Whether children attended public or private school didn’t make a difference in vaccination rates. However, for children who had not entered kindergarten, “vaccination coverage was significantly lower than coverage for children who had entered kindergarten,” at least in part because those children were younger than those who had entered kindergarten, said Dr. Smith.

Health insurance status did not make a difference in the likelihood that a family would receive notification that their kindergartener needed vaccinations, implying that the differences “may not be attributable to access to primary care,” wrote Dr. Smith, presenting his work at a poster session of the annual meeting of the Pediatric Academic Societies.

The number of parents overall who claimed an exemption was “really, really small,” said Dr. Smith, just 1.9% of all families surveyed. He noted that his work shows that most of the children who have not met their state’s full immunization requirements for school entry do not come from families who seek exemption from the requirements.

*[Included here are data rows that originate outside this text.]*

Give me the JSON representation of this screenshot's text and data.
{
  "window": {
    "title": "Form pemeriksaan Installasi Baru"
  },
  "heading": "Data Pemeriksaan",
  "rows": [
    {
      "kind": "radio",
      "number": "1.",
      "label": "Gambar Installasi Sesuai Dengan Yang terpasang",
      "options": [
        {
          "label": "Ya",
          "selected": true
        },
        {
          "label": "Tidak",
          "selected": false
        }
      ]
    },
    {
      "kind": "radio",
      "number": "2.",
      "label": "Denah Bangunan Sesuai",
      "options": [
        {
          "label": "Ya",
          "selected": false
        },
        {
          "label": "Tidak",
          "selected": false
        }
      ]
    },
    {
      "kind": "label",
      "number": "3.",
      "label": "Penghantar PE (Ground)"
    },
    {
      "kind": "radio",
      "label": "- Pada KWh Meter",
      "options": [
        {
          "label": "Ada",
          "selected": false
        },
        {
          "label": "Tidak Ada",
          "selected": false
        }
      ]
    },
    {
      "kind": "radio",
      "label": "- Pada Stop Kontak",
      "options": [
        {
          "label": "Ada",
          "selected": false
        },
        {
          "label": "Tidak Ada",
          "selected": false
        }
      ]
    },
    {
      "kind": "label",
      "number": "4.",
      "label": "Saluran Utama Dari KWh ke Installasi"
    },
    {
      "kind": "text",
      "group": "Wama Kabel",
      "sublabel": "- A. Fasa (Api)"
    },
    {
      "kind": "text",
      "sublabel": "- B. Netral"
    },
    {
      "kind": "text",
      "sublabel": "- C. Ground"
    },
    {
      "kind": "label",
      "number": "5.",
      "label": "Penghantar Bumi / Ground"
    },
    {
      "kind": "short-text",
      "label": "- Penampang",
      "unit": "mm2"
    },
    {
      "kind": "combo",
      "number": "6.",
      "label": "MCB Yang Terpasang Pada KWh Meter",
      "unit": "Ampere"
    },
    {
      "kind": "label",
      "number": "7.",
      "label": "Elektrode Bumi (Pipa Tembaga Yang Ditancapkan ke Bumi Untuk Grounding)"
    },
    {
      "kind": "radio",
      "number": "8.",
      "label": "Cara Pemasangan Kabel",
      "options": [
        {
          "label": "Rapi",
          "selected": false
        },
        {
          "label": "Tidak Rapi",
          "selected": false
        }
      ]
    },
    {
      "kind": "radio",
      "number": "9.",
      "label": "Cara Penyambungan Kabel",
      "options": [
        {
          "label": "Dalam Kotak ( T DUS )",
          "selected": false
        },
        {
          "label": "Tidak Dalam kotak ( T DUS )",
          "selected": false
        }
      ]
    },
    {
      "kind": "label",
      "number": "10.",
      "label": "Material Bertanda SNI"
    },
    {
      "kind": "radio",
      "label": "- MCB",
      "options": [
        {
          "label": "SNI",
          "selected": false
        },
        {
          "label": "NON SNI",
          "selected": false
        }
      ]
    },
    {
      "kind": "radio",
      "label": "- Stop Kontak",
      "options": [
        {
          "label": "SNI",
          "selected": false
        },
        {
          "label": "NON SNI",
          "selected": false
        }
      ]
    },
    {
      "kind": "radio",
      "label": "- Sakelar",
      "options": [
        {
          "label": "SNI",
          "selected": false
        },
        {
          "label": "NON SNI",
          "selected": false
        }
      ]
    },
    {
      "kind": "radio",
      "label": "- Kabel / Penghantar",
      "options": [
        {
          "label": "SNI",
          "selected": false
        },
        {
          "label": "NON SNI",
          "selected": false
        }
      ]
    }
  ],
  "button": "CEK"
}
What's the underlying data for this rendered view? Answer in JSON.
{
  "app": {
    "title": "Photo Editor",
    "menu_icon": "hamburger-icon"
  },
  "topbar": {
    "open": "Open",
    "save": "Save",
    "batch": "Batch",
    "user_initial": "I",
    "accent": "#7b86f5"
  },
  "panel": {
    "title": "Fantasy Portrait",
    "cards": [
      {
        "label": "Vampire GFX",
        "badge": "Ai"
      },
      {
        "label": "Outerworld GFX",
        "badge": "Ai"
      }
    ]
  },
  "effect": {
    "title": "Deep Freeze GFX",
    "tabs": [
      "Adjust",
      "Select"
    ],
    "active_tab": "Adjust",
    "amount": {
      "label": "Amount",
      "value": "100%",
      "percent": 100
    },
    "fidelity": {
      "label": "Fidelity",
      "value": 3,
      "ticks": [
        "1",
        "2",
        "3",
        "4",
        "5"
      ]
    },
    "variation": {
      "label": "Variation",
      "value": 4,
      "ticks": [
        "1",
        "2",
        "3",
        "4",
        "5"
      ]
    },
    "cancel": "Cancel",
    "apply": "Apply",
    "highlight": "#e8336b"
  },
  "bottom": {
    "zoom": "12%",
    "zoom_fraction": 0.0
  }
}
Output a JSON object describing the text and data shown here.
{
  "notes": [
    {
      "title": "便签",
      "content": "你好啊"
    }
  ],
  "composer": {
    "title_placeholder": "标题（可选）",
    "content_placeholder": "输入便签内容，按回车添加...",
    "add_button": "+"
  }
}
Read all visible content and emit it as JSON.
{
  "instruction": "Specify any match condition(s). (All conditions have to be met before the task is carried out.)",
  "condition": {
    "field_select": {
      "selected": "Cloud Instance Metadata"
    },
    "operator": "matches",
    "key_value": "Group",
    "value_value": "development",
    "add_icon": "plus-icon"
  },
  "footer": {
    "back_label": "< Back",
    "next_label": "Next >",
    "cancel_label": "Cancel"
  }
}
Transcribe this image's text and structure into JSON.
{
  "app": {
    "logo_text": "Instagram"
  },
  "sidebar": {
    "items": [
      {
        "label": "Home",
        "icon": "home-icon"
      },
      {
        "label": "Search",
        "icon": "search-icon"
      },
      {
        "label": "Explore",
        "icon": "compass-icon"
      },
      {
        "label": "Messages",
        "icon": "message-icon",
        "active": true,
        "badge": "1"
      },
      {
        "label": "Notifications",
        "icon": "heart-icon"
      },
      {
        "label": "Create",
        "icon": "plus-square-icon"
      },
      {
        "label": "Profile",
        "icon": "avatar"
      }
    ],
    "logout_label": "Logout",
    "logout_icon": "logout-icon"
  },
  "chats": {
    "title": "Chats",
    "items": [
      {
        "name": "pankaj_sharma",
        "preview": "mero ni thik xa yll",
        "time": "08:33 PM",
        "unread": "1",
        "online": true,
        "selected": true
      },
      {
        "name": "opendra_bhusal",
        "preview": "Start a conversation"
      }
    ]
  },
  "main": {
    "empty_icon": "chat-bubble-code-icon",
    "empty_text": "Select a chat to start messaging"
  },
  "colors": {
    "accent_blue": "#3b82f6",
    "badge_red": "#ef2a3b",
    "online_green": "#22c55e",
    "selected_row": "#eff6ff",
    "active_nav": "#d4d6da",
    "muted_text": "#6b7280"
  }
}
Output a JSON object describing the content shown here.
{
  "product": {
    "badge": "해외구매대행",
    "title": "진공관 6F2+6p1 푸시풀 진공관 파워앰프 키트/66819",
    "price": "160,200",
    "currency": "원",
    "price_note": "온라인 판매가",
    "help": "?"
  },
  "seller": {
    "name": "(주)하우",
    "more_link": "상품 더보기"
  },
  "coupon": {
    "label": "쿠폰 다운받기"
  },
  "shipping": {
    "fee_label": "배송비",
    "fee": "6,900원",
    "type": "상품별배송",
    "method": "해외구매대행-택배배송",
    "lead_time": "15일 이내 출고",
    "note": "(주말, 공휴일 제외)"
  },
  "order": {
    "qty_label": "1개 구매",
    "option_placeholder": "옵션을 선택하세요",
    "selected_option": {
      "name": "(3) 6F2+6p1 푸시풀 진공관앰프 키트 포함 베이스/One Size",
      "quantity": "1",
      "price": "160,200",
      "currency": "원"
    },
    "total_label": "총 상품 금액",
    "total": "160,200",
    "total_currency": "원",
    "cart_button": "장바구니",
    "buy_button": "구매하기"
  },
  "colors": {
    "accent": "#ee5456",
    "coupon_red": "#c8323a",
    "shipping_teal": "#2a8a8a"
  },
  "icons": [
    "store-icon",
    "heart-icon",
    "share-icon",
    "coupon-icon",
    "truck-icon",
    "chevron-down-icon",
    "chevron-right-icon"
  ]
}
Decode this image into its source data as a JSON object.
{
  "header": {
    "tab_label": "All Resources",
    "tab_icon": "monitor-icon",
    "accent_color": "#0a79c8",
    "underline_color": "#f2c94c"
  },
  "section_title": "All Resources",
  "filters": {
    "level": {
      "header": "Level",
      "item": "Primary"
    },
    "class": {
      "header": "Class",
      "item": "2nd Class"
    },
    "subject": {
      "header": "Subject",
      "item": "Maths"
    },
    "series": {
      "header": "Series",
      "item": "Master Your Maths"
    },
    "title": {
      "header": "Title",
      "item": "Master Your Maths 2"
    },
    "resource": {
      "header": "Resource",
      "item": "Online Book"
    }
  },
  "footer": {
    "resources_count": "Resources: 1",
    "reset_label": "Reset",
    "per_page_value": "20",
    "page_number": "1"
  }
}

Limitations of the survey, said Dr. Smith and his colleagues, included the inability to determine vaccination rates at the precise time of kindergarten entry. “As a consequence, our estimates of differences in vaccination coverage that is associated with notification as of the date of school entry may underestimate the true differences,” they wrote. Also, the small sample size made it difficult to ascertain the proportion of parents who took exemptions from vaccination of their child for medical, religious, or philosophical reasons.

“While our findings show that national vaccination coverage at school entry was high and exemption levels were low, some children remained undervaccinated after the start of the school year despite efforts of school vaccination programs to notify parents about needed vaccines,” wrote Dr. Smith and his coauthors.

The NIS-K is conducted by the Centers for Disease Control and Prevention, where Dr. Smith is employed. Dr. Smith reported no relevant financial disclosures.